There are nearly 7 billion mobile subscriptions worldwide, estimates The International Telecommunication Union which is equivalent to 95.5 percent of the world population. The world is more connected than ever before and every smartphone user wants to be sure about personal data security in the digital age. For years, the password was the only secured way of authentication, but times have changed and passwords are now much easier to hack and harder to remember as they increase in complexity. Alternatively, we have seen a precipitous rise in the use of biometrics to replace passwords because the technology has proven to be much more convenient and less time-consuming than passwords. Mobile phones and biometrics are a winning combination in the mass market, allowing the technology to become much more widely accepted.

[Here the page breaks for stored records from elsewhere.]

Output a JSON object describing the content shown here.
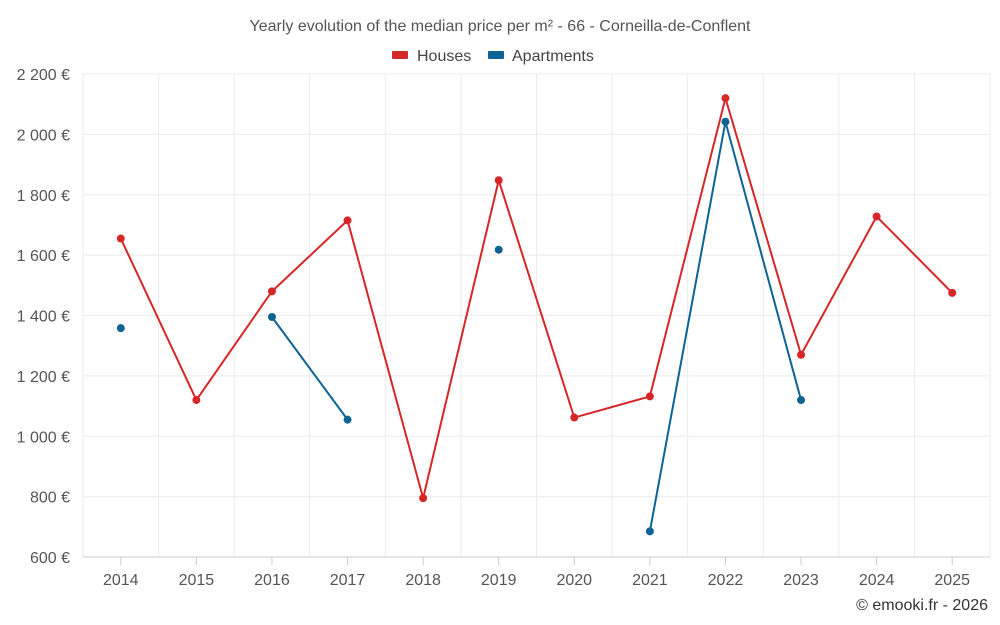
{
  "chart_data": {
    "type": "line",
    "title": "Yearly evolution of the median price per m² - 66 - Corneilla-de-Conflent",
    "categories": [
      "2014",
      "2015",
      "2016",
      "2017",
      "2018",
      "2019",
      "2020",
      "2021",
      "2022",
      "2023",
      "2024",
      "2025"
    ],
    "ylim": [
      600,
      2200
    ],
    "yticks": [
      600,
      800,
      1000,
      1200,
      1400,
      1600,
      1800,
      2000,
      2200
    ],
    "ytick_labels": [
      "600 €",
      "800 €",
      "1 000 €",
      "1 200 €",
      "1 400 €",
      "1 600 €",
      "1 800 €",
      "2 000 €",
      "2 200 €"
    ],
    "xlabel": "",
    "ylabel": "",
    "grid": true,
    "legend_position": "top-center",
    "series": [
      {
        "name": "Houses",
        "color": "#d62728",
        "values": [
          1655,
          1120,
          1480,
          1715,
          795,
          1848,
          1062,
          1132,
          2120,
          1270,
          1728,
          1475
        ]
      },
      {
        "name": "Apartments",
        "color": "#0d6394",
        "values": [
          1358,
          null,
          1395,
          1055,
          null,
          1618,
          null,
          685,
          2042,
          1120,
          null,
          null
        ]
      }
    ]
  },
  "credit": "© emooki.fr - 2026"
}
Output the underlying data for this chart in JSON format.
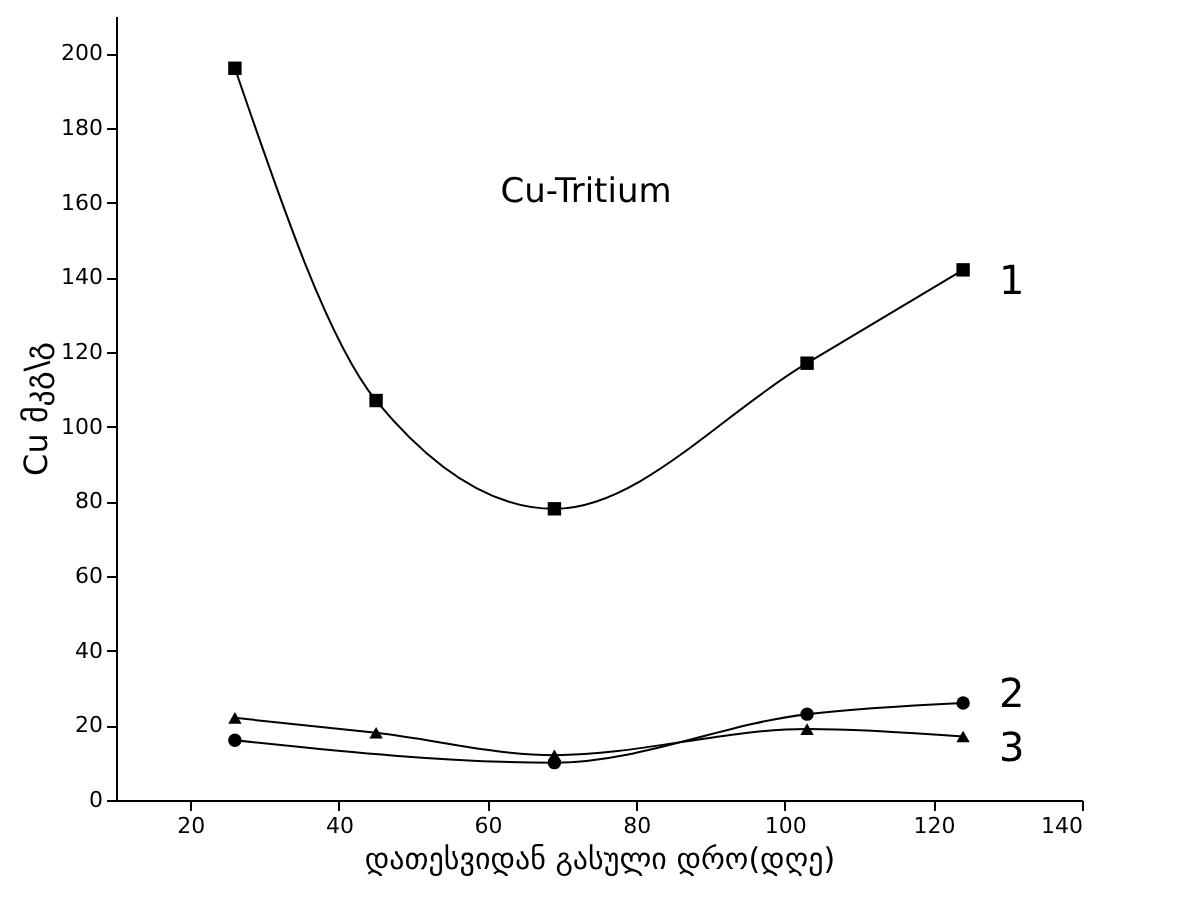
{
  "chart_data": {
    "type": "line",
    "xlabel": "დათესვიდან გასული დრო(დღე)",
    "ylabel": "Cu   მკგ\\გ",
    "annotations": [
      "Cu-Tritium"
    ],
    "xlim": [
      10,
      140
    ],
    "xticks": [
      20,
      40,
      60,
      80,
      100,
      120,
      140
    ],
    "ylim": [
      0,
      210
    ],
    "yticks": [
      0,
      20,
      40,
      60,
      80,
      100,
      120,
      140,
      160,
      180,
      200
    ],
    "grid": false,
    "line_style": "solid",
    "series": [
      {
        "name": "1",
        "color": "#000000",
        "marker": "square",
        "x": [
          26,
          45,
          69,
          103,
          124
        ],
        "values": [
          196,
          107,
          78,
          117,
          142
        ]
      },
      {
        "name": "2",
        "color": "#000000",
        "marker": "circle",
        "x": [
          26,
          69,
          103,
          124
        ],
        "values": [
          16,
          10,
          23,
          26
        ]
      },
      {
        "name": "3",
        "color": "#000000",
        "marker": "triangle",
        "x": [
          26,
          45,
          69,
          103,
          124
        ],
        "values": [
          22,
          18,
          12,
          19,
          17
        ]
      }
    ]
  }
}
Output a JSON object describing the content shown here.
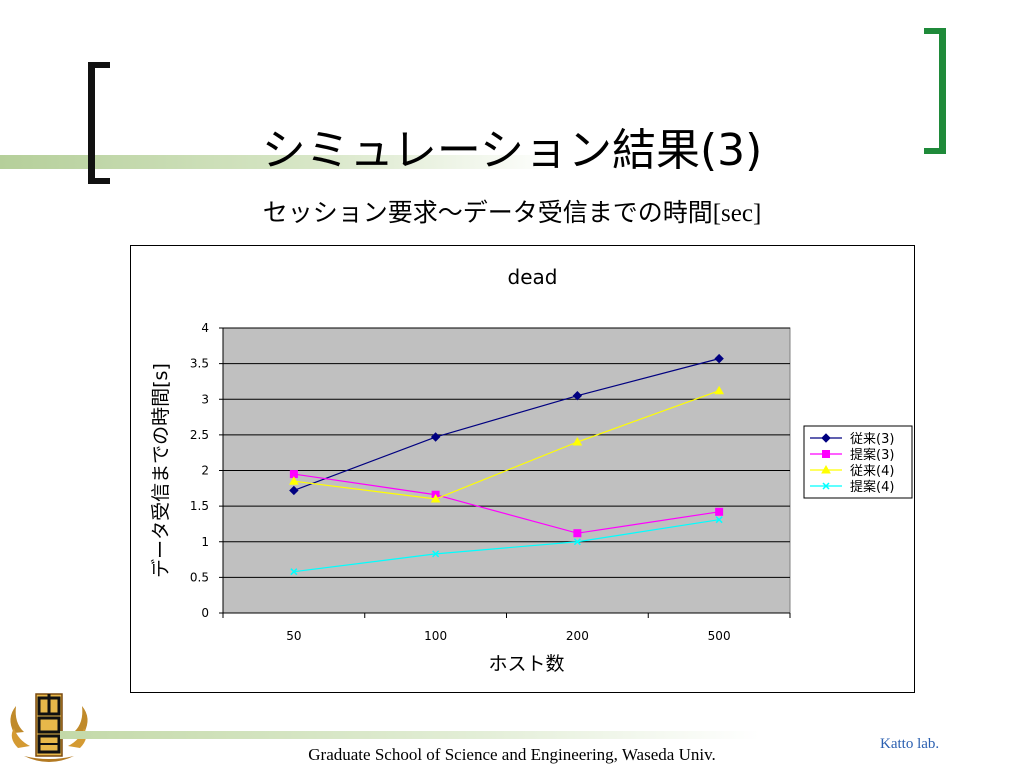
{
  "slide": {
    "title": "シミュレーション結果(3)",
    "subtitle_main": "セッション要求～データ受信までの時間",
    "subtitle_unit": "[sec]",
    "footer": "Graduate School of Science and Engineering, Waseda Univ.",
    "lab": "Katto lab.",
    "logo_icon": "university-crest-icon"
  },
  "chart_data": {
    "type": "line",
    "title": "dead",
    "xlabel": "ホスト数",
    "ylabel": "データ受信までの時間[s]",
    "categories": [
      "50",
      "100",
      "200",
      "500"
    ],
    "ylim": [
      0,
      4
    ],
    "yticks": [
      "0",
      "0.5",
      "1",
      "1.5",
      "2",
      "2.5",
      "3",
      "3.5",
      "4"
    ],
    "grid": true,
    "legend_position": "right",
    "plot_background": "#c0c0c0",
    "series": [
      {
        "name": "従来(3)",
        "values": [
          1.72,
          2.47,
          3.05,
          3.57
        ],
        "color": "#000080",
        "marker": "diamond"
      },
      {
        "name": "提案(3)",
        "values": [
          1.95,
          1.66,
          1.12,
          1.42
        ],
        "color": "#ff00ff",
        "marker": "square"
      },
      {
        "name": "従来(4)",
        "values": [
          1.85,
          1.6,
          2.4,
          3.12
        ],
        "color": "#ffff00",
        "marker": "triangle"
      },
      {
        "name": "提案(4)",
        "values": [
          0.58,
          0.83,
          1.0,
          1.31
        ],
        "color": "#00ffff",
        "marker": "x"
      }
    ]
  }
}
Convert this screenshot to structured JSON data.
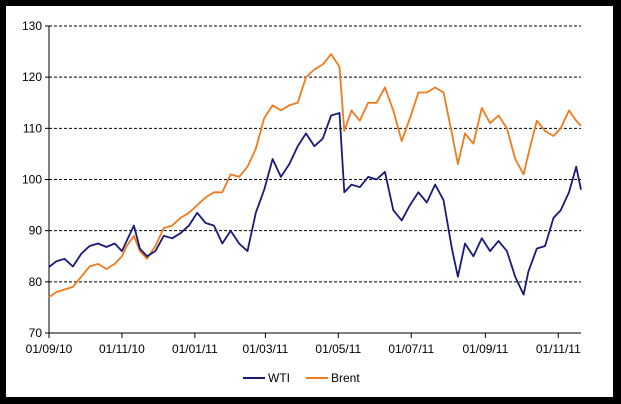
{
  "chart_data": {
    "type": "line",
    "title": "",
    "xlabel": "",
    "ylabel": "",
    "ylim": [
      70,
      130
    ],
    "y_ticks": [
      70,
      80,
      90,
      100,
      110,
      120,
      130
    ],
    "x_range": [
      "2010-09-01",
      "2011-11-20"
    ],
    "x_tick_dates": [
      "2010-09-01",
      "2010-11-01",
      "2011-01-01",
      "2011-03-01",
      "2011-05-01",
      "2011-07-01",
      "2011-09-01",
      "2011-11-01"
    ],
    "x_tick_labels": [
      "01/09/10",
      "01/11/10",
      "01/01/11",
      "01/03/11",
      "01/05/11",
      "01/07/11",
      "01/09/11",
      "01/11/11"
    ],
    "grid": "horizontal dashed",
    "legend_placement": "bottom-center",
    "series": [
      {
        "name": "WTI",
        "color": "#1a1a7a",
        "points": [
          [
            "2010-09-01",
            82.9
          ],
          [
            "2010-09-07",
            84.0
          ],
          [
            "2010-09-14",
            84.5
          ],
          [
            "2010-09-21",
            83.0
          ],
          [
            "2010-09-28",
            85.5
          ],
          [
            "2010-10-05",
            87.0
          ],
          [
            "2010-10-12",
            87.5
          ],
          [
            "2010-10-19",
            86.8
          ],
          [
            "2010-10-26",
            87.5
          ],
          [
            "2010-11-01",
            86.0
          ],
          [
            "2010-11-05",
            88.0
          ],
          [
            "2010-11-11",
            91.0
          ],
          [
            "2010-11-16",
            86.5
          ],
          [
            "2010-11-22",
            85.0
          ],
          [
            "2010-11-29",
            86.0
          ],
          [
            "2010-12-06",
            89.0
          ],
          [
            "2010-12-13",
            88.5
          ],
          [
            "2010-12-20",
            89.5
          ],
          [
            "2010-12-27",
            91.0
          ],
          [
            "2011-01-03",
            93.5
          ],
          [
            "2011-01-10",
            91.5
          ],
          [
            "2011-01-17",
            91.0
          ],
          [
            "2011-01-24",
            87.5
          ],
          [
            "2011-01-31",
            90.0
          ],
          [
            "2011-02-07",
            87.5
          ],
          [
            "2011-02-14",
            86.0
          ],
          [
            "2011-02-21",
            93.5
          ],
          [
            "2011-02-28",
            98.0
          ],
          [
            "2011-03-07",
            104.0
          ],
          [
            "2011-03-14",
            100.5
          ],
          [
            "2011-03-21",
            103.0
          ],
          [
            "2011-03-28",
            106.5
          ],
          [
            "2011-04-04",
            109.0
          ],
          [
            "2011-04-11",
            106.5
          ],
          [
            "2011-04-18",
            108.0
          ],
          [
            "2011-04-25",
            112.5
          ],
          [
            "2011-05-02",
            113.0
          ],
          [
            "2011-05-06",
            97.5
          ],
          [
            "2011-05-12",
            99.0
          ],
          [
            "2011-05-19",
            98.5
          ],
          [
            "2011-05-26",
            100.5
          ],
          [
            "2011-06-02",
            100.0
          ],
          [
            "2011-06-09",
            101.5
          ],
          [
            "2011-06-16",
            94.0
          ],
          [
            "2011-06-23",
            92.0
          ],
          [
            "2011-06-30",
            95.0
          ],
          [
            "2011-07-07",
            97.5
          ],
          [
            "2011-07-14",
            95.5
          ],
          [
            "2011-07-21",
            99.0
          ],
          [
            "2011-07-28",
            96.0
          ],
          [
            "2011-08-04",
            86.5
          ],
          [
            "2011-08-09",
            81.0
          ],
          [
            "2011-08-15",
            87.5
          ],
          [
            "2011-08-22",
            85.0
          ],
          [
            "2011-08-29",
            88.5
          ],
          [
            "2011-09-05",
            86.0
          ],
          [
            "2011-09-12",
            88.0
          ],
          [
            "2011-09-19",
            86.0
          ],
          [
            "2011-09-26",
            81.0
          ],
          [
            "2011-10-03",
            77.5
          ],
          [
            "2011-10-07",
            82.0
          ],
          [
            "2011-10-14",
            86.5
          ],
          [
            "2011-10-21",
            87.0
          ],
          [
            "2011-10-28",
            92.5
          ],
          [
            "2011-11-03",
            94.0
          ],
          [
            "2011-11-10",
            97.5
          ],
          [
            "2011-11-16",
            102.5
          ],
          [
            "2011-11-20",
            98.0
          ]
        ]
      },
      {
        "name": "Brent",
        "color": "#f07b1e",
        "points": [
          [
            "2010-09-01",
            77.0
          ],
          [
            "2010-09-07",
            78.0
          ],
          [
            "2010-09-14",
            78.5
          ],
          [
            "2010-09-21",
            79.0
          ],
          [
            "2010-09-28",
            81.0
          ],
          [
            "2010-10-05",
            83.0
          ],
          [
            "2010-10-12",
            83.5
          ],
          [
            "2010-10-19",
            82.5
          ],
          [
            "2010-10-26",
            83.5
          ],
          [
            "2010-11-01",
            85.0
          ],
          [
            "2010-11-05",
            87.0
          ],
          [
            "2010-11-11",
            89.0
          ],
          [
            "2010-11-16",
            86.0
          ],
          [
            "2010-11-22",
            84.5
          ],
          [
            "2010-11-29",
            87.0
          ],
          [
            "2010-12-06",
            90.5
          ],
          [
            "2010-12-13",
            91.0
          ],
          [
            "2010-12-20",
            92.5
          ],
          [
            "2010-12-27",
            93.5
          ],
          [
            "2011-01-03",
            95.0
          ],
          [
            "2011-01-10",
            96.5
          ],
          [
            "2011-01-17",
            97.5
          ],
          [
            "2011-01-24",
            97.5
          ],
          [
            "2011-01-31",
            101.0
          ],
          [
            "2011-02-07",
            100.5
          ],
          [
            "2011-02-14",
            102.5
          ],
          [
            "2011-02-21",
            106.0
          ],
          [
            "2011-02-28",
            112.0
          ],
          [
            "2011-03-07",
            114.5
          ],
          [
            "2011-03-14",
            113.5
          ],
          [
            "2011-03-21",
            114.5
          ],
          [
            "2011-03-28",
            115.0
          ],
          [
            "2011-04-04",
            120.0
          ],
          [
            "2011-04-11",
            121.5
          ],
          [
            "2011-04-18",
            122.5
          ],
          [
            "2011-04-25",
            124.5
          ],
          [
            "2011-05-02",
            122.0
          ],
          [
            "2011-05-06",
            109.5
          ],
          [
            "2011-05-12",
            113.5
          ],
          [
            "2011-05-19",
            111.5
          ],
          [
            "2011-05-26",
            115.0
          ],
          [
            "2011-06-02",
            115.0
          ],
          [
            "2011-06-09",
            118.0
          ],
          [
            "2011-06-16",
            113.5
          ],
          [
            "2011-06-23",
            107.5
          ],
          [
            "2011-06-30",
            112.0
          ],
          [
            "2011-07-07",
            117.0
          ],
          [
            "2011-07-14",
            117.0
          ],
          [
            "2011-07-21",
            118.0
          ],
          [
            "2011-07-28",
            117.0
          ],
          [
            "2011-08-04",
            109.0
          ],
          [
            "2011-08-09",
            103.0
          ],
          [
            "2011-08-15",
            109.0
          ],
          [
            "2011-08-22",
            107.0
          ],
          [
            "2011-08-29",
            114.0
          ],
          [
            "2011-09-05",
            111.0
          ],
          [
            "2011-09-12",
            112.5
          ],
          [
            "2011-09-19",
            110.0
          ],
          [
            "2011-09-26",
            104.0
          ],
          [
            "2011-10-03",
            101.0
          ],
          [
            "2011-10-07",
            105.0
          ],
          [
            "2011-10-14",
            111.5
          ],
          [
            "2011-10-21",
            109.5
          ],
          [
            "2011-10-28",
            108.5
          ],
          [
            "2011-11-03",
            110.0
          ],
          [
            "2011-11-10",
            113.5
          ],
          [
            "2011-11-16",
            111.5
          ],
          [
            "2011-11-20",
            110.5
          ]
        ]
      }
    ]
  }
}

A recent report by Gartner shows that at least 30% companies from all over the world will use biometrics on mobile devices by 2016. In addition, several smartphone manufacturers have already started to embed biometric sensors on their devices with fingerprints, facial recognition and voice biometrics the most popular modalities of choice. Once upon a time a fingerprint scanner was used only by governments, the military, and law enforcement, but in the past 5 – 10 years, biometric identification has exploded and rapidly spread to the commercial sector, permeating virtually every corner of our lives as a more secure method of proving individual identification.
The use of biometrics on smartphones is changing our lives in different ways. The technology has evolved to become a more integral way to prove our identities and it won’t be too long until biometrics plays a larger role to verify our identities for patient identification in healthcare, time and attendance (workforce management), and banking and finance. Which parts of our life will change the most by biometrics? Here are some examples:
Already, a larger number of people are getting used to using smartphones for daily activities, often storing highly sensitive information. However, most people are reasonably concerned about the security protection of using passwords. A multi-factor security system using biometric recognition offers smartphone users higher security and convenience.
It is almost a certainty that within the next few years, biometric identification will become a standard feature in every new phone. Specifically, three biometric modalities will be key players: fingerprint scanners built into the screen, facial recognition powered by high-definition cameras, and voice recognition based off a large collection of vocal samples.
Biometric payments are a Point of Sale (POS) technology which uses biometric authentication system to identify a person by their unique traits such as a fingerprint, iris or palm vein pattern, or facial recognition.
The rising use of biometric identification for financial service transactions has already begun to spread rapidly around the globe. In fact, in addition to banks and other financial institutions, companies like Apple and PayPal already showed their interest to implement biometric based payment solutions.
Biometric payments have some remarkable benefits too – you don’t need to carry cash, checks or credit cards, they offer stronger security, transactions can be processed faster, and banks don’t charge any extra fees.
- Data access
Our PCs are full of personal data and generally we create passwords to protect them. More specifically, we use passwords to gain access to our computer, laptop, and mobile devices. The interesting fact is most of those three gadgets have a camera that can be used to verify individual identities through biometric technologies such as facial recognition. We’ve already seen some gadgets that have fingerprint biometrics, however due to problems like poor skin integrity that inhibits the effective use of this modality, it is more likely that we will see a rise in the use of alternative biometric modalities such as facial and voice recognition for individual identification.
Key industry players like Apple and Microsoft already started using biometric technology on their products. Apple integrates biometric technology on their products and Microsoft has integrated fingerprints and IRIS recognition system in Windows 10.
Smartphones are now treated as all-in-one device, suitable for every purpose and its small wonder that they will become the next big market for biometric identification. The combination of biometrics and smartphones is bound to fundamentally change access control, financial transaction authentication, personal data security, and many other areas of our lives.